In retrospect it is clear that
After Theory
marked not only Terry Eagleton’s disillusionment with Theory, but also an interesting new turn in his own work. This may explain why the writing in the first half of that book was so far below his usual standard: he wanted to make his valediction to Theory as positive as possible to avoid giving encouragement to conservative cultural critics, but his heart wasn’t in the task. None of the titles he published in the next ten years contains the word ‘theory’ except for a 25th-anniversary edition of
Literary Theory
issued by the University of Minnesota Press, while several others reflect the urge evident in the second half of
After Theory
, to discuss big cultural and philosophical issues in a religious perspective and theological language.

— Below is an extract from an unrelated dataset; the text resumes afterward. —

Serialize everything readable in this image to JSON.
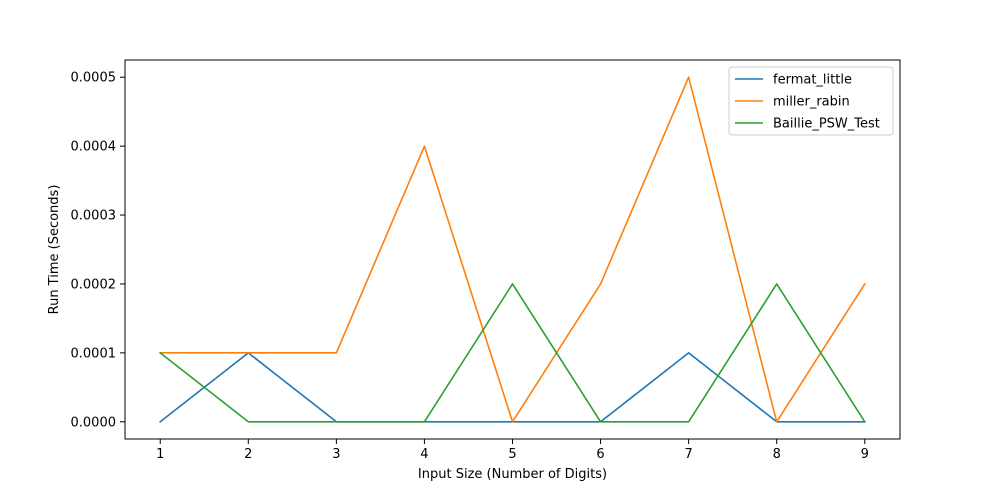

His output in the last decade includes
Holy Terror
(2005),
The Meaning of Life
(2007),
Trouble with Strangers: A Study of Ethics
(2008),
Reason, Faith and Revolution: Reflections on the God Debate
(2009), and
On Evil
(2010). ‘Why are the most unlikely people, including myself, suddenly talking about God?’ he asked, in the fourth of those books. ‘Who would have expected theology to rear its head once more in the technocratic twenty-first century . . . Why is it that my local bookshop has suddenly sprouted a section labelled “Atheism”?’ The answer to the last question was, of course, the publication of several books attacking religious belief from the point of view of atheistic materialism, especially two bestsellers,
The God Delusion
(2006) by the biologist and popular science writer Richard Dawkins, and
God is Not Great
(2007) by the American-based British journalist and author Christopher Hitchens. But those and similar books were themselves a response to the rise of militant Islamic fundamentalism, unforgettably manifested in the destruction of the Twin Towers in New York in September 2001, and its hostile counterpart, Christian fundamentalism (especially of the American variety), both of which were seen by liberal intellectuals as serious threats to the values of secular Western society.